Preparation of a monoclonal antibody against obacunone and its application in obacunone-specific enzyme-linked immunosorbent assay (ELISA)

Abstract

Obacunone, a limonoid compound structurally related to limonin, is commonly found in plants of the Rutaceae family, including Phellodendron and Citrus species. Obacunone serves as a marker for assessing the quality of herbal medicines and traditional Chinese medicine (TCM) formulations. However, the current detection method for obacunone requires expensive equipment, such as high-performance liquid chromatography (HPLC) and ultra-performance liquid chromatography-mass spectrometry (UPLC-MS), and lacks convenient and rapid detection alternatives. In this study, we developed an indirect competitive enzyme-linked immunosorbent assay (icELISA) for obacunone detection. The half-maximal inhibitory concentration (IC₅₀) for the icELISA was established at 0.44 ng mL⁻¹, with a detection range extending from 0.09 ng mL⁻¹ to 3.52 ng mL⁻¹. The spike-recovery experiments conducted demonstrated excellent method stability and reliability, with recovery rates consistently ranging from 94.6% to 105.5%, well within the acceptable criteria for analytical method validation in pharmaceutical analysis.
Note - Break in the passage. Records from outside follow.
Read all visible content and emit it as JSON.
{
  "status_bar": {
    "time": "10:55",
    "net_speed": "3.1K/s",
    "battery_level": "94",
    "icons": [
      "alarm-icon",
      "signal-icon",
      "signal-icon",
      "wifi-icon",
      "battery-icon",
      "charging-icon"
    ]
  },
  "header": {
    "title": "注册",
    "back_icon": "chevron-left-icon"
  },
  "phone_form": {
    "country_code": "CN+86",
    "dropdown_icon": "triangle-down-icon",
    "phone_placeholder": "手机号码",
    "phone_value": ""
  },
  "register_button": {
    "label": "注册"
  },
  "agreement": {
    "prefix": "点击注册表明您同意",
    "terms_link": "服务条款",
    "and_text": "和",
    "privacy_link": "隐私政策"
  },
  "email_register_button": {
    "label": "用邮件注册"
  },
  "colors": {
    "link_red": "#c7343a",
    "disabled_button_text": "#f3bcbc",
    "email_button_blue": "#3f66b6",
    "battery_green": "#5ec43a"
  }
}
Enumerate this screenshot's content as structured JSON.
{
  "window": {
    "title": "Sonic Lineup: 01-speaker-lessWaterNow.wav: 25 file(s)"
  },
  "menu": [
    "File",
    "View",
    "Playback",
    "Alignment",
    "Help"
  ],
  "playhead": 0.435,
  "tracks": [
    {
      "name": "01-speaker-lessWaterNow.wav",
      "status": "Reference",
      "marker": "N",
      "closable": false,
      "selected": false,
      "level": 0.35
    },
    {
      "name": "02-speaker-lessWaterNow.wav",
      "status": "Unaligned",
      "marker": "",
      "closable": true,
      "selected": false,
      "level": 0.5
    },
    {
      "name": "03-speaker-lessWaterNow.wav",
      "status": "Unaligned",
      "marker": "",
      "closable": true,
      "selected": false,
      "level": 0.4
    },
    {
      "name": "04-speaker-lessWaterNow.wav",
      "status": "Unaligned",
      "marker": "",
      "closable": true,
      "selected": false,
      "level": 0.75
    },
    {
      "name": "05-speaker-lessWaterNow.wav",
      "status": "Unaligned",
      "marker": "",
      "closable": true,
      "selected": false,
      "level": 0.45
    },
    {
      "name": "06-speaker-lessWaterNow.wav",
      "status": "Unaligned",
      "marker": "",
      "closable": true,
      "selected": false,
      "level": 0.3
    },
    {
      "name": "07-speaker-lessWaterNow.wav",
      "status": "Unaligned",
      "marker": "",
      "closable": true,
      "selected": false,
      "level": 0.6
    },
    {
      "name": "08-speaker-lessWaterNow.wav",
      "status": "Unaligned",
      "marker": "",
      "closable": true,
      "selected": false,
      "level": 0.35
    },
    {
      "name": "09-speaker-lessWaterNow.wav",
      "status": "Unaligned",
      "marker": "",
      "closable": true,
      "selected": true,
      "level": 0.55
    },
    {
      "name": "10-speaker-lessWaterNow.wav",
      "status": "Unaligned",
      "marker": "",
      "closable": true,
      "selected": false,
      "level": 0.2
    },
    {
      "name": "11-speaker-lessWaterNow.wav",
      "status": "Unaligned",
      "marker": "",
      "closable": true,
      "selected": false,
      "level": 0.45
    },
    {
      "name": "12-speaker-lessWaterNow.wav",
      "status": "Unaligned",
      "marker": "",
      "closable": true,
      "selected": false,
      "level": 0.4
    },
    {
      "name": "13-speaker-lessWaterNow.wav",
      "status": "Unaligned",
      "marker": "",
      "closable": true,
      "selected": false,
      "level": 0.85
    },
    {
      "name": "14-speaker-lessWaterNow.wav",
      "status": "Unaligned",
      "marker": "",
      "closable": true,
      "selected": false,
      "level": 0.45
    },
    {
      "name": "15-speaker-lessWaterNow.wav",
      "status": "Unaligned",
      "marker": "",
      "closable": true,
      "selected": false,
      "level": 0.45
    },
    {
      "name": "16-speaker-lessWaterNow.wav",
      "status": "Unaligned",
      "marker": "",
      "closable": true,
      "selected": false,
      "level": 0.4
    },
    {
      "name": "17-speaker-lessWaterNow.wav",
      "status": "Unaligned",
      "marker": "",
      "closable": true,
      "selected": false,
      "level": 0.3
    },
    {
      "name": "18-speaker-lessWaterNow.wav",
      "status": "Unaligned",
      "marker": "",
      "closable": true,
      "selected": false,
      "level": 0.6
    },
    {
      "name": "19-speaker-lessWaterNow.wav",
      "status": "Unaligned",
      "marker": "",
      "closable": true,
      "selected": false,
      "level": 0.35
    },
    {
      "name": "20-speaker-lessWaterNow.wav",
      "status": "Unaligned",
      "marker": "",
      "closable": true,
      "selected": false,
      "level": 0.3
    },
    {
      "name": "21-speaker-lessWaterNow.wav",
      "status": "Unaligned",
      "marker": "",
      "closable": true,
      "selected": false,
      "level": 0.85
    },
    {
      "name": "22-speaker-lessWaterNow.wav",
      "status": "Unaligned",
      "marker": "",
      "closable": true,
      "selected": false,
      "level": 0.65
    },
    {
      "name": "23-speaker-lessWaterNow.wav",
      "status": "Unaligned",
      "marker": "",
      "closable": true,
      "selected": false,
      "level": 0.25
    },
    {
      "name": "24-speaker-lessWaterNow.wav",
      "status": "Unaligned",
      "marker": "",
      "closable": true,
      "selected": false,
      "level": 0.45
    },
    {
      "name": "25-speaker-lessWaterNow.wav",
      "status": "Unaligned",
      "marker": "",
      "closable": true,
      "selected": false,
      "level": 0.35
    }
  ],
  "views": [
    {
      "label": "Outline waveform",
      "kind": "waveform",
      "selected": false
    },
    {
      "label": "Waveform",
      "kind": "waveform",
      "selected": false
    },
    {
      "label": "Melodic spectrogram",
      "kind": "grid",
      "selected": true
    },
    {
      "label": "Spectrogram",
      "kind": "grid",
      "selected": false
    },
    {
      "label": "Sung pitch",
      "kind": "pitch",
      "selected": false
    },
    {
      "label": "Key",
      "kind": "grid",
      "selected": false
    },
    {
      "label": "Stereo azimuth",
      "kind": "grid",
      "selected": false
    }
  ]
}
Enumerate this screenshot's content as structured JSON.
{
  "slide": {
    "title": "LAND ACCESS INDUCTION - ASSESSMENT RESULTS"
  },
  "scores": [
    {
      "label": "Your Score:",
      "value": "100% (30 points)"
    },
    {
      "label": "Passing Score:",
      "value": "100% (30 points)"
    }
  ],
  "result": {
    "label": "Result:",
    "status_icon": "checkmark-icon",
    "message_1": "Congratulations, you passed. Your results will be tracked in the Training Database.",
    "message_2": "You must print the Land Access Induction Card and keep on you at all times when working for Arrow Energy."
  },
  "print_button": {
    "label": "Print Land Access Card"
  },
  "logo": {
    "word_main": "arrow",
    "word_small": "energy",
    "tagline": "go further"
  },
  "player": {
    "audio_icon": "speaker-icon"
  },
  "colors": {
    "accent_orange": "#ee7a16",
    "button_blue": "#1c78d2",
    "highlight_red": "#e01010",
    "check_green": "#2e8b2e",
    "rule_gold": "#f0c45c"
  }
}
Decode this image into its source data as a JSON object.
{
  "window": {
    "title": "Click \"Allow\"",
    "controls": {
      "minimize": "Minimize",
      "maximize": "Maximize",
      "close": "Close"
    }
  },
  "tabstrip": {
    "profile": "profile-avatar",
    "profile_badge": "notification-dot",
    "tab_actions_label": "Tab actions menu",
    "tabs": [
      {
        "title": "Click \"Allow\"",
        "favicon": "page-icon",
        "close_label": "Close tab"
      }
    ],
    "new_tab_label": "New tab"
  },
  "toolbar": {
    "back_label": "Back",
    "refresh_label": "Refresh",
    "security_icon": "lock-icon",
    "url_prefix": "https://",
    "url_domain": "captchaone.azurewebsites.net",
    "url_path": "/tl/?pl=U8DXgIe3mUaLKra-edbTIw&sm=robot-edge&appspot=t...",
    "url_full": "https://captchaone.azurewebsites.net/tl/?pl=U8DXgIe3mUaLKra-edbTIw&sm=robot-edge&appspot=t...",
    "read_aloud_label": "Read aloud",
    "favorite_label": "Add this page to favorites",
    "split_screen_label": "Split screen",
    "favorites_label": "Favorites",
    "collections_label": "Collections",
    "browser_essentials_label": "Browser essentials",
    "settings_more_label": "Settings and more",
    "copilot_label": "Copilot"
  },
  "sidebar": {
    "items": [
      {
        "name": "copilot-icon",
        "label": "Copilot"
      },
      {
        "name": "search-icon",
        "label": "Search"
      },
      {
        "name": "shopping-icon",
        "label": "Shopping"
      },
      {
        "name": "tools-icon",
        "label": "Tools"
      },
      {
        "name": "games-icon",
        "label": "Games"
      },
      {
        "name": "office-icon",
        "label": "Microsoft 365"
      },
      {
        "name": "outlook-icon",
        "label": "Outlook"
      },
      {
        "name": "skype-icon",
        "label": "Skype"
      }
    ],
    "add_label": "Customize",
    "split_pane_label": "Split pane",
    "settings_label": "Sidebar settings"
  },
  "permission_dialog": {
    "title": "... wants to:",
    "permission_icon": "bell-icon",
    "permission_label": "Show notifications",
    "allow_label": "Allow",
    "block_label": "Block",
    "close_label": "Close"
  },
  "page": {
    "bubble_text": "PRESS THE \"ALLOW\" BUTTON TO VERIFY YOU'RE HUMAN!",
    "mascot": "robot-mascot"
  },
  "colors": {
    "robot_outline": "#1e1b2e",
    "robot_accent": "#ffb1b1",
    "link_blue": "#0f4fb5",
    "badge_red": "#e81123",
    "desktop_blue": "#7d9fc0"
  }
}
The obacunone content in seven TCM formulations and two herbal medicine samples was analyzed using both icELISA and UPLC-MS, demonstrating consistent results between the two analytical methods. The results demonstrated that the developed immunoassay method exhibited excellent applicability for obacunone detection in both herbal medicines and TCM formulations, with significant advantages in terms of analytical efficiency and stability.